Lorsque au détour d'un mail, j'ai vu qu'on recherchait des critiques pour chroniquer le dernier Lee Tamahori, mon sang n'a fait qu'un tour. Et j'ai demandé tout de suite à en être, regrettant par avance de ne pas être parmi les heureux bénéficiaires du choix du site. Heureusement, la rencontre a pu de nouveau avoir lieu, et ce que je n'avais fait qu'entr'apercevoir dans Die Another Day se retrouve clairement confirmé dans ce Devil's Double qui réussit l'exploit d'être à la fois un trés bon divertissement, un excellent film de guerre, film d'action et une trés belle réflexion sur l'être humain. Chaussez-vos lunettes de sommeil, décollage de l'avion pour l'Irak immédiat.

 

De quoi donc parle Devil's Double me direz-vous ? Et bien, basé sur un livre témoignage écrit par le vrai Latif, ce film raconte l'histoire de Latif, lieutenant de l'armée Irakienne et ancien ami d'école du fils ainé de Sadam Hussein, Uday qui va être obligé par ce dernier, sous peine de voir sa famille envoyé à Abou Graïb et exécuté, d'endosser l'identité d'Uday et de devenir son "fiday", son double non-officiel.

 

Latif dans une scène magnifique est introduit dans le palais de Sadam et se retrouvant face à un miroir, il murit dans sa tête, son acceptation ou non du poste "proposé" avec tout ce que le rejet de ce dernier comporte comme risque pour sa famille.
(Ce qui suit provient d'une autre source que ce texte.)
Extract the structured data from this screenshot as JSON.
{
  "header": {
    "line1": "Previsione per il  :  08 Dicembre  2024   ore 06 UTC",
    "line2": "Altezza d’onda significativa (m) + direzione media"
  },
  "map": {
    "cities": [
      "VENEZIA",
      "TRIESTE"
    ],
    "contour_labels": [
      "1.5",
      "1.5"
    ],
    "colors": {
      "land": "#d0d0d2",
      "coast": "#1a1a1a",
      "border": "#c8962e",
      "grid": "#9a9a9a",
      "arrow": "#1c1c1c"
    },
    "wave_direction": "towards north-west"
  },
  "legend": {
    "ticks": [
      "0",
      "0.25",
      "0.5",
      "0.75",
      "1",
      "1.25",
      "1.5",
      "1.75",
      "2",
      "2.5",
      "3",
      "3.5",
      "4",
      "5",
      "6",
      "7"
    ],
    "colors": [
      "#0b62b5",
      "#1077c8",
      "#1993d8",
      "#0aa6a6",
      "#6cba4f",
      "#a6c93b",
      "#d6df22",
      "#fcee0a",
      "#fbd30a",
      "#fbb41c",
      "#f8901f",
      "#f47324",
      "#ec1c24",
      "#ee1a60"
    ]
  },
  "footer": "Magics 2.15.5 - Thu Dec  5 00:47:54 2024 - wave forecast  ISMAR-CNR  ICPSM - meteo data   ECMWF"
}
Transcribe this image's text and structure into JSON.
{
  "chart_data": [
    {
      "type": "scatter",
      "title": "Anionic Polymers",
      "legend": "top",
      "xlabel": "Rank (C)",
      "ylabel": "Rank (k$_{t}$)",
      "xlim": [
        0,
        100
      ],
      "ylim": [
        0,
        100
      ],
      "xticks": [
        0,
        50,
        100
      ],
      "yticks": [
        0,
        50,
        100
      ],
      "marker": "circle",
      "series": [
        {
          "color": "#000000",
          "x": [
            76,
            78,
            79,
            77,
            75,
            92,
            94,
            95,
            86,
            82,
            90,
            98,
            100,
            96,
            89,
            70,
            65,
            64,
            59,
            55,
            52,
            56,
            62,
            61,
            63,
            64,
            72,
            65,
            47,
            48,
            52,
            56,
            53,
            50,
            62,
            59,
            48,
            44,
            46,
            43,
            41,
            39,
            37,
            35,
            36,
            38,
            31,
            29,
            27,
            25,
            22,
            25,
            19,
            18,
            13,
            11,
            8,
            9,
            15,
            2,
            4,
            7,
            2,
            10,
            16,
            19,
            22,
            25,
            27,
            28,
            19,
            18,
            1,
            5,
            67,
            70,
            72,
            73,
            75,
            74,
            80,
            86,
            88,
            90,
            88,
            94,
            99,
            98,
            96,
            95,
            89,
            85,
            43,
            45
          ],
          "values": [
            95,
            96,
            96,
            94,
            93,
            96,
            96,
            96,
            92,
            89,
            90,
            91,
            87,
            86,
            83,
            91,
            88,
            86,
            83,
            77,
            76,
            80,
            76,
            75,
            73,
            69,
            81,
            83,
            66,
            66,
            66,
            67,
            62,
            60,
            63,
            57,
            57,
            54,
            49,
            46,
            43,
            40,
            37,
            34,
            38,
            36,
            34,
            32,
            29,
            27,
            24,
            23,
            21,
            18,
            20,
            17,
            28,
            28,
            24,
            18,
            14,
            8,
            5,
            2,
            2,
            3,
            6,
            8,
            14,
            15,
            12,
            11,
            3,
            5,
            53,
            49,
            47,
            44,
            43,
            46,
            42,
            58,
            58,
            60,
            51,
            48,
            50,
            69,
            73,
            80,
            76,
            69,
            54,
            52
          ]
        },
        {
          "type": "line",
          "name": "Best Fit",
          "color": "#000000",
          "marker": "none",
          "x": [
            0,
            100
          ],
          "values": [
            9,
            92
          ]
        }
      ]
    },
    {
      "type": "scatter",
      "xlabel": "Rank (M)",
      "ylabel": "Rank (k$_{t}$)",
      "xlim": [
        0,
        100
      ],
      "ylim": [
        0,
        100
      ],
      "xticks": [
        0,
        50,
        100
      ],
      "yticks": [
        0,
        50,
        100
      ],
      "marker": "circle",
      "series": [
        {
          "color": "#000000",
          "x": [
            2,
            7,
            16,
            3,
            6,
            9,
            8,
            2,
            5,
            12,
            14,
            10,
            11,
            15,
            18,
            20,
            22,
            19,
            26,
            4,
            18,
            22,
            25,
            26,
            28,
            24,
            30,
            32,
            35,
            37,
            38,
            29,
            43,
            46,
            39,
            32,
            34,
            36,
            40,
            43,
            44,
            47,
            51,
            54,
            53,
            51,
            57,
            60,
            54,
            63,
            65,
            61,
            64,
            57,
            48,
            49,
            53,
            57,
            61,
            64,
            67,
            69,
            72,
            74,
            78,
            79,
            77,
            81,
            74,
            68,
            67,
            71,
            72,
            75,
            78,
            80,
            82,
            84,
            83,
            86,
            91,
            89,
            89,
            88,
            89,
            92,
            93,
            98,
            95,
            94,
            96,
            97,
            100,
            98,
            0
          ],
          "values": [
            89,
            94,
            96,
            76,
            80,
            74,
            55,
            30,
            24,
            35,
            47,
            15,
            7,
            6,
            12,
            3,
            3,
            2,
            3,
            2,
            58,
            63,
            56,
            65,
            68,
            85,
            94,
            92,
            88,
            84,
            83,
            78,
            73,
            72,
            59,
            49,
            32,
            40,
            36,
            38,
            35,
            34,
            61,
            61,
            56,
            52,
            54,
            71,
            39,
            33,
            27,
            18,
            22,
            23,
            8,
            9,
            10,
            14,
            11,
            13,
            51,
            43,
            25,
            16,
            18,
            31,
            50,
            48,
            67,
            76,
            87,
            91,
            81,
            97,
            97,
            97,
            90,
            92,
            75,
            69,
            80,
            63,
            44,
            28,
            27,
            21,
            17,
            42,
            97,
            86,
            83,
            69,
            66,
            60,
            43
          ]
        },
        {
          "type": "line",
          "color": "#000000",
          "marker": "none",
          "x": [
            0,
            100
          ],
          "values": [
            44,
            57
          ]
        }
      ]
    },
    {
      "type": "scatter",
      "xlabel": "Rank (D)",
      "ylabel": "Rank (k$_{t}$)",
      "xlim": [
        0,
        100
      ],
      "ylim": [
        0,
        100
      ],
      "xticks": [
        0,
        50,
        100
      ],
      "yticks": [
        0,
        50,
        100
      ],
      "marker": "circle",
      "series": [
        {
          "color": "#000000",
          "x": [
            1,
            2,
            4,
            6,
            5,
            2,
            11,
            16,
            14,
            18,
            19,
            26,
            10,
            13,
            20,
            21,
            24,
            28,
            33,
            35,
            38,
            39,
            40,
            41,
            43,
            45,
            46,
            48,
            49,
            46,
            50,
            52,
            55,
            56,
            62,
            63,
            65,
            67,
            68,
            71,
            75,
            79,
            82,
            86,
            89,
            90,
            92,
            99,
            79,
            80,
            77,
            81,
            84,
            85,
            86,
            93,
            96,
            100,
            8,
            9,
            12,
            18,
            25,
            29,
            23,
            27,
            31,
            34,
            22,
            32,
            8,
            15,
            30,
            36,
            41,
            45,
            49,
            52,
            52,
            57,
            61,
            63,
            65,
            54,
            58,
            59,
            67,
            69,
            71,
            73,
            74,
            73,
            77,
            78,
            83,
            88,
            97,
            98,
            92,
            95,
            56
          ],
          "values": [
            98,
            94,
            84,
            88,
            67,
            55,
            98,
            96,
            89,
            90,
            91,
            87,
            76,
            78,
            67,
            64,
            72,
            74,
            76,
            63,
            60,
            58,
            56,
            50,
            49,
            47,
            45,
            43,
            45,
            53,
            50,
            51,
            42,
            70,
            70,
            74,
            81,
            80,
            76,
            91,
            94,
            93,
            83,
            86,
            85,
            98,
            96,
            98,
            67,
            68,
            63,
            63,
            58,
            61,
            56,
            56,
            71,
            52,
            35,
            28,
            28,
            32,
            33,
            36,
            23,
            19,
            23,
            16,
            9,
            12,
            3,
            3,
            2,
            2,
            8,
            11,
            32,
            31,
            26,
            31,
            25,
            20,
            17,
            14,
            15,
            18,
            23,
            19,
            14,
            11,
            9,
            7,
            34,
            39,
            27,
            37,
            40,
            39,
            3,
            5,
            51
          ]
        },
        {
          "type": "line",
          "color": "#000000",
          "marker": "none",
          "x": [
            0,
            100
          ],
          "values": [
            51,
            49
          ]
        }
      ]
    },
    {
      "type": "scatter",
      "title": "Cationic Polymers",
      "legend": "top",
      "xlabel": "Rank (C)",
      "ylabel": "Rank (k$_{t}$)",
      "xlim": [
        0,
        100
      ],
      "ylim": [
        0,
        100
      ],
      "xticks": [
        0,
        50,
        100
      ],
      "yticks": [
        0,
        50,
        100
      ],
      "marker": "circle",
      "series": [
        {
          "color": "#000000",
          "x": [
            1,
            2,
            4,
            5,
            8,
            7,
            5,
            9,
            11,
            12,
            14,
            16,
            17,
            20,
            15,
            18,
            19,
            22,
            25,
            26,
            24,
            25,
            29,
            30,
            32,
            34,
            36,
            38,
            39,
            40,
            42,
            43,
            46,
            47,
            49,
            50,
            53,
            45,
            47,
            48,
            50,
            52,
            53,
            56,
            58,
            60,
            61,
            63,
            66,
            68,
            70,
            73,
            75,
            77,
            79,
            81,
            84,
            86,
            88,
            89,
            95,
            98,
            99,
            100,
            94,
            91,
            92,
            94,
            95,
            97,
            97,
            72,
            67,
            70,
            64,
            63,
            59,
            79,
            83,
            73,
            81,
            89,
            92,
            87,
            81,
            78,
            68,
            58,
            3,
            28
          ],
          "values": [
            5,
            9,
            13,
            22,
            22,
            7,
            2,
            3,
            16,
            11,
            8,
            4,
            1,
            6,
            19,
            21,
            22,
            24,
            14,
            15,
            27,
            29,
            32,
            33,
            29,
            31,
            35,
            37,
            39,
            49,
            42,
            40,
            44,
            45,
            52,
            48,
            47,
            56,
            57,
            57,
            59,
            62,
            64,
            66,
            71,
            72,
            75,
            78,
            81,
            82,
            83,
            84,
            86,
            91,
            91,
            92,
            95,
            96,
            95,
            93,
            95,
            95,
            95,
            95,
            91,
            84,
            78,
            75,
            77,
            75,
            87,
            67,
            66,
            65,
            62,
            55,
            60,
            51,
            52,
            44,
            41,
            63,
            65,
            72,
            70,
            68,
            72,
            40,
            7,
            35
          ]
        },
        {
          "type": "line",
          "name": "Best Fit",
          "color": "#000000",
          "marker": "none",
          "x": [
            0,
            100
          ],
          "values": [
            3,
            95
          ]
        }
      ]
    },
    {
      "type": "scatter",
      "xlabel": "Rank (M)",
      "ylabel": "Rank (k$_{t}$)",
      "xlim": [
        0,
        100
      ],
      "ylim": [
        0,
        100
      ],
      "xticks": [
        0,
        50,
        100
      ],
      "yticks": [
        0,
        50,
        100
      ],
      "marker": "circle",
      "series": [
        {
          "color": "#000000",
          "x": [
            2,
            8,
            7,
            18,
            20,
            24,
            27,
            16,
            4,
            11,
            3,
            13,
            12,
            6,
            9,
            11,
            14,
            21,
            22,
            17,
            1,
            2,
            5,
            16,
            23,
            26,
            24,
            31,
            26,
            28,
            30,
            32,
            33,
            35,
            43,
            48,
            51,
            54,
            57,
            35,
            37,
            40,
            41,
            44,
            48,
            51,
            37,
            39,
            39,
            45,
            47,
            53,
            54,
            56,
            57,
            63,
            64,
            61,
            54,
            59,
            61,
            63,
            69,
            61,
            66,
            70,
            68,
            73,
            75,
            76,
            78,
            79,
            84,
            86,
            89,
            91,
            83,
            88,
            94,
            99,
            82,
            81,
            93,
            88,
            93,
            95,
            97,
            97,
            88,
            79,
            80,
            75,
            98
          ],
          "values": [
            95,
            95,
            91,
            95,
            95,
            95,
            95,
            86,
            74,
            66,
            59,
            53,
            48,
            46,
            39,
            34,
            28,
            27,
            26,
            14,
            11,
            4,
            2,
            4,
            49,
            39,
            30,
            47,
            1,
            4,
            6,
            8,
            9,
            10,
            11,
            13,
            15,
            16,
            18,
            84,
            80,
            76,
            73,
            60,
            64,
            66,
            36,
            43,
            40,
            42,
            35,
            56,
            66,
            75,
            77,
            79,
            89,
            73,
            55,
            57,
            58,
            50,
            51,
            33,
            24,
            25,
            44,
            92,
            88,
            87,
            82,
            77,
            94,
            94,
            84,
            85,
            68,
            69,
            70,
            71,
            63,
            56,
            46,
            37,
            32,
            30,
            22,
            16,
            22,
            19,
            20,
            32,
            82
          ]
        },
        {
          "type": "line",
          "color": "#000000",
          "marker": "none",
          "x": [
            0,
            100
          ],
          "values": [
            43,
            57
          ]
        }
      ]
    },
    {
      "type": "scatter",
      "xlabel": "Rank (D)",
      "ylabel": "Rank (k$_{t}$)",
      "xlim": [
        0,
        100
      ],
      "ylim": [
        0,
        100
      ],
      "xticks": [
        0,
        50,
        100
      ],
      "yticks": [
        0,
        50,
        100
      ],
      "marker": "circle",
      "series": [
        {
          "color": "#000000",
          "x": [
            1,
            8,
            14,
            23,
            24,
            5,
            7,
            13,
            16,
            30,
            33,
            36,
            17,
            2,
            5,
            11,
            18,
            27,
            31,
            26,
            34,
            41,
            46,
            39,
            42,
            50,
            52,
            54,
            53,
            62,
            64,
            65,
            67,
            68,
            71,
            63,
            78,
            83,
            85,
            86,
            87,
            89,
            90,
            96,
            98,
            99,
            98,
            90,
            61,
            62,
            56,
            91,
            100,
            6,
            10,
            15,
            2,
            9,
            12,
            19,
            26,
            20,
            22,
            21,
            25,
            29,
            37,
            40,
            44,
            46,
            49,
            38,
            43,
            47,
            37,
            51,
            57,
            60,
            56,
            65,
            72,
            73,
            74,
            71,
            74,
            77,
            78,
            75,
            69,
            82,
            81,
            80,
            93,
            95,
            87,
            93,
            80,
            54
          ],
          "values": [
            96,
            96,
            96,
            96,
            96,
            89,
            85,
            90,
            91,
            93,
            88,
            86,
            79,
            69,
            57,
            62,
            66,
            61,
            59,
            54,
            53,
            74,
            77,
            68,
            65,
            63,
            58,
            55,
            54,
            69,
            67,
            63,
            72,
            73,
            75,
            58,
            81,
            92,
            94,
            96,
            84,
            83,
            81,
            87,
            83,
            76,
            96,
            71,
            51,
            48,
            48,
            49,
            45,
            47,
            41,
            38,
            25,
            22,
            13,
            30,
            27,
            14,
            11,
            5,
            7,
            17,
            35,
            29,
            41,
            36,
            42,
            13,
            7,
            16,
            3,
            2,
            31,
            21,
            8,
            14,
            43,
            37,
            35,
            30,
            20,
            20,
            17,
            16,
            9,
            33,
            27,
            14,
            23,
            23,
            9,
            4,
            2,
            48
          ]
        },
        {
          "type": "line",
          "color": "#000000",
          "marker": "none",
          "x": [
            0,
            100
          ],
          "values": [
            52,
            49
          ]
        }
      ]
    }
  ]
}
Il en est là de ses réflexions, quand par un passage de point, le miroir se floute et apparait un deuxième Latif, en réalité le spectateur l'a bien compris, Uday. Par ce passage de point, le réalisateur lie Latif à Uday, et peu importe que Latif réfléchisse encore à la question, car cinématographiquement Tamahori nous donne déjà l'issue de l'entretien. Qu'il le veuille ou non, Latif deviendra l'ombre de Uday.

 

Uday accepte donc et se retrouve plongé dans le faste Irakien du palais de Sadam et de l'univers de Uday. Un univers remplit de luxes, de fastes, de richesses, de voiture et de femmes. On pourrait d'ailleurs résumer Uday par l'intermédiaire de son serviteur qui dira à Latif "les choix les plus durs de Latif sont de choisir quelles chaussures choisir pour l'accorder à la couleur de sa voiture". Le gamin gâté par excellence donc, mais le problème est que ce constat ne s'arrête pas qu'aux habits et aux biens matériels. Ce que Uday veut, Uday l'obtient. Ainsi, si Uday voit une femme qui lui plait, il n'hésitera pas à la prendre, même contre son gré. Et il considérera toujours Latif comme un jouet, un objet de convoitise dont on peut se lasser à tout moment. 

 

Tamahori retrouve également les thématiques qui étaient déjà à l'oeuvre dans le mésestimé "Meurs un autre jour" à savoir le thème de la dualité et le thème du pantin. Ces deux thèmes surgissent d'ailleurs souvent au détour d'un reflet, et ce qu'il provienne d'un miroir, d'une vitre, de la surface de l'eau ou de la carrosserie de la voiture d'Uday.

 

Uday nous l'avons dit, a une passion pour les objets et les gens, et cette passion passe aussi par une perte complète de son identité sexuelle. Uday fréquente pendant des soirées des travelos alors qu'il a une favorite, Sarrab, remarquablement interprétée par la trop rare Ludivine Sagnier, dont la beauté est sans pareil. Mais Uday a une fringale sexuelle qui doit se manifester, et peut importe la présence de Sarrab, Uday va fricoter avec des travelos, embrasser des femmes pendant ses fêtes, il va même jusqu'à faire enlever une collégienne qui lui plait, c'est dire si ses repères sexuels sont brouillés. On apprendra plus tard dans l'histoire que cette perde d'identité vient du rapport quasi incestuel qu'il entretient avec sa mère. C'est en effet lui aussi qui ira jusqu'à ouvrir le ventre en pleine fête d'un ami de son père qu'il nomme comme le "fournisseur officiel de prostituées". Par vengeance, il le tue non sans l'avoir invectivée par rapport au mal qu'il fait ainsi à la femme de Sadam et à la mère d'Uday.

 

Cette scène donne lieu à une plongée dans la folie à mi-chemin de Scarface et du Parrain. Uday à moitié ivre, sort un sabre et ouvre en deux l'ami de son père dont les tripes se dévident sur la table. Cette mise à nu est aussi la mise à nu de l'esprit d'Uday pour Latif. Uday est un psychopathe complètement fou, et Latif regrette amèrement de devoir être le témoin des agissements de ce dernier. C'est suite à cette scène également que pendant qu'Uday abuse d'une des collégiennes enlevées et saoulées à sa fête, Latif raccompagne au taxi la seconde. La seconde sera sauvée, la première violée et battu finira dans un terrain vague jeté par les sbires d'Uday.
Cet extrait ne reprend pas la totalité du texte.